To grow faster, the U.S. economy can’t rely on large gains in consumer purchases.

What’s to replace it? There are three possibilities: higher exports, more business investment and higher government spending. Weak economies elsewhere hinder exports. Businesses won’t invest unless there’s stronger demand. And more reliance on government means bigger budget deficits, a policy that inspires powerful political resistance.

I have a different model. It’s  an old-fashioned model. In my model, prosperity is driven by productivity. Productivity comes from not spending–from saving, as long as the saving isn’t artificially encouraged to flow into the pet projects of the powerful. We had some real productivity over the last 30 years. The venture capital funded some incredible innovations that made us much more productive. But not everything worked perfectly well. It never does. So there were those who sought to improve what was imperfect. For example, the home ownership rate stagnated during the 1980’s causing alarm that the gains from prosperity weren’t being equally shared. What people forgot was that the divorce rate rose during the 1980’s–a lot of couples who had shared a house were now split into typically a renter and an owner. This lowered the home ownership rate but said nothing about the affordability of houses [3]. But a bootlegger and baptist coalition emerged in the 1990s. The bootleggers were the realtors and the National Association of Home Builders. The politicians sprang into action to “fix” a “problem.” The real problem was demographic not economic and the fix actually ended up destroying the housing market for five years and counting.

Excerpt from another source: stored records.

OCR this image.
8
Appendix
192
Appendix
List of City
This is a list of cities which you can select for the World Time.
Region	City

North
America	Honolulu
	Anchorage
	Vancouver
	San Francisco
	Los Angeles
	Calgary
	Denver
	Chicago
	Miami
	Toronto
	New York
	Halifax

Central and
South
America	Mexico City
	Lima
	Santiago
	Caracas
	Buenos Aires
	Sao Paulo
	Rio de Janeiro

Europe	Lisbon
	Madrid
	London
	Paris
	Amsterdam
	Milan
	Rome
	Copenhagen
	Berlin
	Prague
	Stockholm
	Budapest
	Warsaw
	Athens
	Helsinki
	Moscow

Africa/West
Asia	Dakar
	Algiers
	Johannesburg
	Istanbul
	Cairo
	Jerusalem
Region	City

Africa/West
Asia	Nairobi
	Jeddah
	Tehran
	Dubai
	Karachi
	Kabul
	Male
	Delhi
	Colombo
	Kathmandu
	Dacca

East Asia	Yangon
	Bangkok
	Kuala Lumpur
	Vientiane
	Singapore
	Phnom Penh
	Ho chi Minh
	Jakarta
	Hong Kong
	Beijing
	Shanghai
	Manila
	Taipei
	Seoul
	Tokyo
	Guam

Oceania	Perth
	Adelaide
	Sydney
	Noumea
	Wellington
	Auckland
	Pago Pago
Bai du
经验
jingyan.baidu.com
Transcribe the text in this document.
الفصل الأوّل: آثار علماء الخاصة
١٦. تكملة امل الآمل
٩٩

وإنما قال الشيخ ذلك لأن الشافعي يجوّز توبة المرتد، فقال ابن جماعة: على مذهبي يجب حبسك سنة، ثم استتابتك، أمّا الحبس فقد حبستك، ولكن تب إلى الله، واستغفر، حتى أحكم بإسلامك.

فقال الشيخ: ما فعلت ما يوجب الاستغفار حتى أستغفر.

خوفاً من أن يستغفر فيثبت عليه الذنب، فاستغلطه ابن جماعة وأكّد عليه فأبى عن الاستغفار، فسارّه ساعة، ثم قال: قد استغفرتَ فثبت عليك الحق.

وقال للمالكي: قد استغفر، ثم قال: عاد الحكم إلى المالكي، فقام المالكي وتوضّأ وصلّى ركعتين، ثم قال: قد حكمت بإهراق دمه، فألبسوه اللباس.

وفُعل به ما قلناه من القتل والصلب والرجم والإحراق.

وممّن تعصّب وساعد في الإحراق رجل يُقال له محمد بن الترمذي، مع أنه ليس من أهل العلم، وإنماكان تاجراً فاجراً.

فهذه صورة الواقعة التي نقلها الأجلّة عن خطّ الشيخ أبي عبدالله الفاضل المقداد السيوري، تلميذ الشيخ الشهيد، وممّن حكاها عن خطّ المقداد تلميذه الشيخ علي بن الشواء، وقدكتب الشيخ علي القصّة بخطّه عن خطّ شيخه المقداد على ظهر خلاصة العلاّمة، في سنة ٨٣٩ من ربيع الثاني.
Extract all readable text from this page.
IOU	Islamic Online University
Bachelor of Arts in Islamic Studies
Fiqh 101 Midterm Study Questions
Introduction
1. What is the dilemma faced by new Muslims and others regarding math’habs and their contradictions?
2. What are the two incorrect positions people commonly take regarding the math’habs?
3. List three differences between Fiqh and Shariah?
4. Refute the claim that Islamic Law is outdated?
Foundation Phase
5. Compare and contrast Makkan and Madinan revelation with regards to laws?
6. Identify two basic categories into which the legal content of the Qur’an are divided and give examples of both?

There is more to the story of course. There was erratic monetary policy that served intentionally or not, the growth in home ownership and the increase in the price of housing, an increase that began in 1995, when the policies to increase home ownership began to take effect.

And the banks and the investment banks messed things up as well, particularly in housing.

To get back to prosperity, we need to let the housing and financial markets heal. We need to stop trying to manipulate the housing market and the financial sector. We have to let banks fail now and then, especially those who lend to fund reckless investments [4]. As the Hayek character says in The Fight of the Century [5]: Give us a chance so we can discover/The most valuable ways to serve one another.